An epidemic is defined as a sudden increase in something unpleasant or bad, affecting many people. And the current escalating abuse of prescription opiates certainly qualifies as a national epidemic.
In the past twenty years, it seems that an issue of chronic pain has become prevalent in our society, fueling an opioid epidemic and driving escalating health care costs which together have burdened our nation with seemingly insurmountable and adverse consequences.
According to a 2012 online PubMed article, an NCBI (National Center for Biotechnology Information) resource, the concerted efforts to increase the use of opioids in concert with a campaign touting an alleged under-treatment of pain continue as significant factors in fueling the escalation.
The article points out that many of the arguments made in favor of opioid use are based only on anecdotal observation, tradition of their use, practical experience and opinion.
Additionally, laws governing the prescribing of opioids have been liberalized by state medical boards over the past two decades to include treatment of chronic pain other than that caused by cancer; leading to a dramatic increase in the use of opioids.
The Current Scene
In addition to the above-identified changes as regards opioids and their use, there are more changes which have contributed to the prescription drug epidemic we now face as a nation.

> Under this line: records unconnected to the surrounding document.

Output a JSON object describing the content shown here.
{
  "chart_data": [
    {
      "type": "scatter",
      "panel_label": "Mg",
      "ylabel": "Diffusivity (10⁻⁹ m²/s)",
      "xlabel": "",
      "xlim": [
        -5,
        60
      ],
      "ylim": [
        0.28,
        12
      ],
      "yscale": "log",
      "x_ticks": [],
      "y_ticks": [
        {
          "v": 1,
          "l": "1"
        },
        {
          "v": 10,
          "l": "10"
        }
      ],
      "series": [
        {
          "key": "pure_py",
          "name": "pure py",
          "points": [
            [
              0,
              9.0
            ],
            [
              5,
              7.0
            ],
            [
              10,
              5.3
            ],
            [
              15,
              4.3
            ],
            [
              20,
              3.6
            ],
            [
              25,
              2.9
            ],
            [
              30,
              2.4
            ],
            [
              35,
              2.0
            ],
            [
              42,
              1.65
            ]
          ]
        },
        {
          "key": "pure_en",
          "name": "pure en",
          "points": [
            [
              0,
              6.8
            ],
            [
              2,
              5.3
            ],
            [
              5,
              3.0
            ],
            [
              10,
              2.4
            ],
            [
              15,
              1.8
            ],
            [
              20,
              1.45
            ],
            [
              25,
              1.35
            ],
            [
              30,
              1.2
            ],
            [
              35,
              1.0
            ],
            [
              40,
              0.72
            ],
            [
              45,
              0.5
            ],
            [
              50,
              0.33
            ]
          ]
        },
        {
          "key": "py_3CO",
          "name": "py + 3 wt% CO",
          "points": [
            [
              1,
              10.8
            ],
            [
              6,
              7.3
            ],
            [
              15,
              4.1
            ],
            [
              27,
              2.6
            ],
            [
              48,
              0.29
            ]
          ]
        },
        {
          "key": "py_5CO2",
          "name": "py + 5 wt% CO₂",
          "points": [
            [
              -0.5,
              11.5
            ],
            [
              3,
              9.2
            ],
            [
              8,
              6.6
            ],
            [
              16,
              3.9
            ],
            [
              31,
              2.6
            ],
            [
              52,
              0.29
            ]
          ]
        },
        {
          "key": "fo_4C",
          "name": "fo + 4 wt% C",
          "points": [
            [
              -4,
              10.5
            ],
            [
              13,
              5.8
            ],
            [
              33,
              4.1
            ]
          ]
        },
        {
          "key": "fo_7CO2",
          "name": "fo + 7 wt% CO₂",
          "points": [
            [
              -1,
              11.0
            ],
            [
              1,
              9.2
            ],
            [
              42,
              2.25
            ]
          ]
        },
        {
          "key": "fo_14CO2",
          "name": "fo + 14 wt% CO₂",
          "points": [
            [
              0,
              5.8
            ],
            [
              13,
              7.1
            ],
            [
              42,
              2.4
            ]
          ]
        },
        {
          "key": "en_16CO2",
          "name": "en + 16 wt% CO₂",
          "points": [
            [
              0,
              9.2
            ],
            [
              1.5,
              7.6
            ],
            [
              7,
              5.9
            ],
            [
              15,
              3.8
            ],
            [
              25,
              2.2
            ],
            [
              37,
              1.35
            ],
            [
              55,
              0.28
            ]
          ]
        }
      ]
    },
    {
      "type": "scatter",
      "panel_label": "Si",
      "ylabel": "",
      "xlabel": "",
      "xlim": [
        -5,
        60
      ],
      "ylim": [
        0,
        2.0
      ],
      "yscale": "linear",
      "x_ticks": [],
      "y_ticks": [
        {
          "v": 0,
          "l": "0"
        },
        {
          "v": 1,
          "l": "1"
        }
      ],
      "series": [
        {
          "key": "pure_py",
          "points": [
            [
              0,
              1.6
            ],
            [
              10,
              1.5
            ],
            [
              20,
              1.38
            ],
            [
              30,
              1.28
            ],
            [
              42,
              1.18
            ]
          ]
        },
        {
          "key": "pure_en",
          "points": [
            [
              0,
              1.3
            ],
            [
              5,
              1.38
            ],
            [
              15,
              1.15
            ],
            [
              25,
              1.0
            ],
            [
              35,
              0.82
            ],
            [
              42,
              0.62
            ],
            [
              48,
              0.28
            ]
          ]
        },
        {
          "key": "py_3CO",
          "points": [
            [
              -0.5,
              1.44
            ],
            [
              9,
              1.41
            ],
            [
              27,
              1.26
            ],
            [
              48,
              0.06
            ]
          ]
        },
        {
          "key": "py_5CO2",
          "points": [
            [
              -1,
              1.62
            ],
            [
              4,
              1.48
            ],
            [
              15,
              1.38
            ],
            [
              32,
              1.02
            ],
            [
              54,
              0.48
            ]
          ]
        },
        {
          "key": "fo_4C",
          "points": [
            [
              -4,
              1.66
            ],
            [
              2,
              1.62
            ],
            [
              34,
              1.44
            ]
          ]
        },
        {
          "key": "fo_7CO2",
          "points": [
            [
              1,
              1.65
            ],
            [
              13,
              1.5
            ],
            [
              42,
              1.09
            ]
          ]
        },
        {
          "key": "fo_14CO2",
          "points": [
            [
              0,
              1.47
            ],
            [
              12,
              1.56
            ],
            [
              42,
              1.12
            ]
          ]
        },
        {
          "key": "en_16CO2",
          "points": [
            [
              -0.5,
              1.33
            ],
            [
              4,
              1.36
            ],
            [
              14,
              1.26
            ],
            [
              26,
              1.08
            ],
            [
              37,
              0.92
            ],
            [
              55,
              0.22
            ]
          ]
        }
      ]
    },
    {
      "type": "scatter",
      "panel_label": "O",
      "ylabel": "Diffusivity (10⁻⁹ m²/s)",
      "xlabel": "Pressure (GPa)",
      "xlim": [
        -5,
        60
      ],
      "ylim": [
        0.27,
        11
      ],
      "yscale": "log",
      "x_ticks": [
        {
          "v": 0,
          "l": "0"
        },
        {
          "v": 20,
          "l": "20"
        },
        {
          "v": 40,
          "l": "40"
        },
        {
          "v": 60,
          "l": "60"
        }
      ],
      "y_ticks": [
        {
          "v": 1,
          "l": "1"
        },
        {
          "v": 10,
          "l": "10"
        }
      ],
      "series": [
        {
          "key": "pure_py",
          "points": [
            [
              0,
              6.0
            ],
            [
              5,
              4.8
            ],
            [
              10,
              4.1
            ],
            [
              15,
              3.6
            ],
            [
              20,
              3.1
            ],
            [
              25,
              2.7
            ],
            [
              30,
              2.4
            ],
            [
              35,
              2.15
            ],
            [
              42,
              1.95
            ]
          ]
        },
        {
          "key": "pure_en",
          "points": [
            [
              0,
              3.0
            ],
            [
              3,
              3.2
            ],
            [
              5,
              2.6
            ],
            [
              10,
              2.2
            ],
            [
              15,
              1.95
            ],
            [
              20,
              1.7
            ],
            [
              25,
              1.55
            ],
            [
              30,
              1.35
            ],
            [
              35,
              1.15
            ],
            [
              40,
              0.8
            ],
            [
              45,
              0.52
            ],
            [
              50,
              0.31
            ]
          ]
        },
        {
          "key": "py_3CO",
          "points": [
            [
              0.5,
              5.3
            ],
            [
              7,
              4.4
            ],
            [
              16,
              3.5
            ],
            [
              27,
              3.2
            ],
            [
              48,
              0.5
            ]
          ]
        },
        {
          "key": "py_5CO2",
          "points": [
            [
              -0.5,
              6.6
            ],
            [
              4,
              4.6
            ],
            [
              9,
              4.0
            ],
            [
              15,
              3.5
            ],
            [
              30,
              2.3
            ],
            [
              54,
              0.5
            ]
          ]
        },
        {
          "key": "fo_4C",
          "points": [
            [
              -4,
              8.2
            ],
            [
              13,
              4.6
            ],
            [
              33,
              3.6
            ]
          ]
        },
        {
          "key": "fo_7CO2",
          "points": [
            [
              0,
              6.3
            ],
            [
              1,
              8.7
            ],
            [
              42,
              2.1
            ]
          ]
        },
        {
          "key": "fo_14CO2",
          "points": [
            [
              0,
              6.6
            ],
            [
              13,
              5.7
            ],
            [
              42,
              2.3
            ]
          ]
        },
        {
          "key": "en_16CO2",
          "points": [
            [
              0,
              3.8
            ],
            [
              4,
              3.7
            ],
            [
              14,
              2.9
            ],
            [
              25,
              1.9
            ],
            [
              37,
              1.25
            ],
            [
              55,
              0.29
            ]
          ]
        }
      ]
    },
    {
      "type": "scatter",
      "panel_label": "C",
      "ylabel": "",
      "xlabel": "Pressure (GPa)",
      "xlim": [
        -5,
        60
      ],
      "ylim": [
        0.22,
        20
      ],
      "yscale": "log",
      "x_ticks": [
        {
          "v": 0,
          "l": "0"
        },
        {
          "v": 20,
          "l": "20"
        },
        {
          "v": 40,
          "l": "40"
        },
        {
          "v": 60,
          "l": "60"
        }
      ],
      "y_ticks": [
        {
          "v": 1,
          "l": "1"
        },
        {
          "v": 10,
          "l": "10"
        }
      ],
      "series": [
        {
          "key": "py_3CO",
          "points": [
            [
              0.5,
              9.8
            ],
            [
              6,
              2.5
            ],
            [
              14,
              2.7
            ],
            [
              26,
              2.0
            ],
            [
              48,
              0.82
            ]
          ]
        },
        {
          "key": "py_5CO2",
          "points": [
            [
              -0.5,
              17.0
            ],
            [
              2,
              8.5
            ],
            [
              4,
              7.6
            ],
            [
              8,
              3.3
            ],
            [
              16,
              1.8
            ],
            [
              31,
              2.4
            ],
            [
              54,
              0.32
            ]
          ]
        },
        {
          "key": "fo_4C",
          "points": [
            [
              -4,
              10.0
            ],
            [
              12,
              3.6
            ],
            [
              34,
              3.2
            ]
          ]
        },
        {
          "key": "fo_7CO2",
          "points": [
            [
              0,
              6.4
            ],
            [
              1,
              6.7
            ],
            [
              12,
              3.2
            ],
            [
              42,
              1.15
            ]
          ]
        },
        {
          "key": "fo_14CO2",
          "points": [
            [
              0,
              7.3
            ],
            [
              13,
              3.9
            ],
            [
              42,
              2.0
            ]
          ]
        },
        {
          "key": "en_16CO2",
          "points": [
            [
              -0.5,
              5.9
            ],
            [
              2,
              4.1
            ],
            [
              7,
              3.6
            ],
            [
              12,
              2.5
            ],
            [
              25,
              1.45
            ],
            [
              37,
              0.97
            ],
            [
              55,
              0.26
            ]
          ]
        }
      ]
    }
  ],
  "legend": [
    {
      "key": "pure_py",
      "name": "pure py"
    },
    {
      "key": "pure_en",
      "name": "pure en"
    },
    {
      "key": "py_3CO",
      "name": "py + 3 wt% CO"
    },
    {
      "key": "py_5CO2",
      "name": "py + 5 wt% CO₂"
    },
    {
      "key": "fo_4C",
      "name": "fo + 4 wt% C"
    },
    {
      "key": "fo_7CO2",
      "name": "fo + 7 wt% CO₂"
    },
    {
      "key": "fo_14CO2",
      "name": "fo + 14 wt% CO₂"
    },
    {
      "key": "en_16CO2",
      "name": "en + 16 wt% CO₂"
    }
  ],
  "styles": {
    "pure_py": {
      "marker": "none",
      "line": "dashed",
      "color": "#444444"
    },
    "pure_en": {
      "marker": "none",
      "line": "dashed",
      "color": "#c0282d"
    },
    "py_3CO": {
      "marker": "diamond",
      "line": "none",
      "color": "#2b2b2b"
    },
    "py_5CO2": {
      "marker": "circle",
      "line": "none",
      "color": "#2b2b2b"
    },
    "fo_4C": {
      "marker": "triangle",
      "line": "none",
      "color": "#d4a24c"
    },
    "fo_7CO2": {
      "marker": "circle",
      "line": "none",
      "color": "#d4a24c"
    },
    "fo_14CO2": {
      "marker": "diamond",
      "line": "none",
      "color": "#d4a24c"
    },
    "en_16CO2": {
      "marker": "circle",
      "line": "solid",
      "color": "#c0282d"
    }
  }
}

The JCAHO (Joint Commission on Accreditation of Healthcare Organizations) introduced new pain management standards in 2000. There has been an change in attitudes as regards the right to pain relief with various organizations supporting large-dose opioid use, and probably the largest contributing factor—the aggressive marketing of opioids by the pharmaceutical industry.
According to the PubMed article, the above-taken stances on opioid use are not based on sound science, and on the contrary, are based on “blatant misinformation”. Exacerbating the situation is the dangerous assumptions made by the public and others that opioids are safe, highly effective and without adverse effects when prescribed by a physician.
The Results and Consequences
The 2010 NSDUH (National Survey on Drug Use and Health) shows that approximately 22.6 million Americans 12-years and older, used an illicit drug within the month prior to the survey.
That number translates to 8.9 percent of all Americans.
Again according to the NSHUH, the opioid painkiller hydrocodone topped all others with 136.7 million prescriptions in 2011. Total narcotic analgesic (painkiller) prescriptions exceeded 238 million in that year alone.
Opioid analgesics are now the cause of more deaths than the number of deaths from either motor vehicle crashes or suicides; and cause for more deaths than heroin and cocaine combined.
A significant correlation exists between death and the sales of opioid pain relievers, with 60% of the deaths occurring in patients who are prescribed the drugs according to medical board prescribing guidelines. As a point of comparison, 40% of deaths occur in those who are abusing the opioids gotten from doctor shopping, multiple prescriptions and drug diversion.
It was also noted in the article that its purpose was to describe the different aspects of the opioid crisis in our nation, and to point out the obstacles that must be overcome—most importatnly the inappropriate prescribing patterns which are based primarily on a perceived safety of the drugs, on a lack of knowledge about the drugs, and an on inaccurate belief of an existing under-treatment of pain.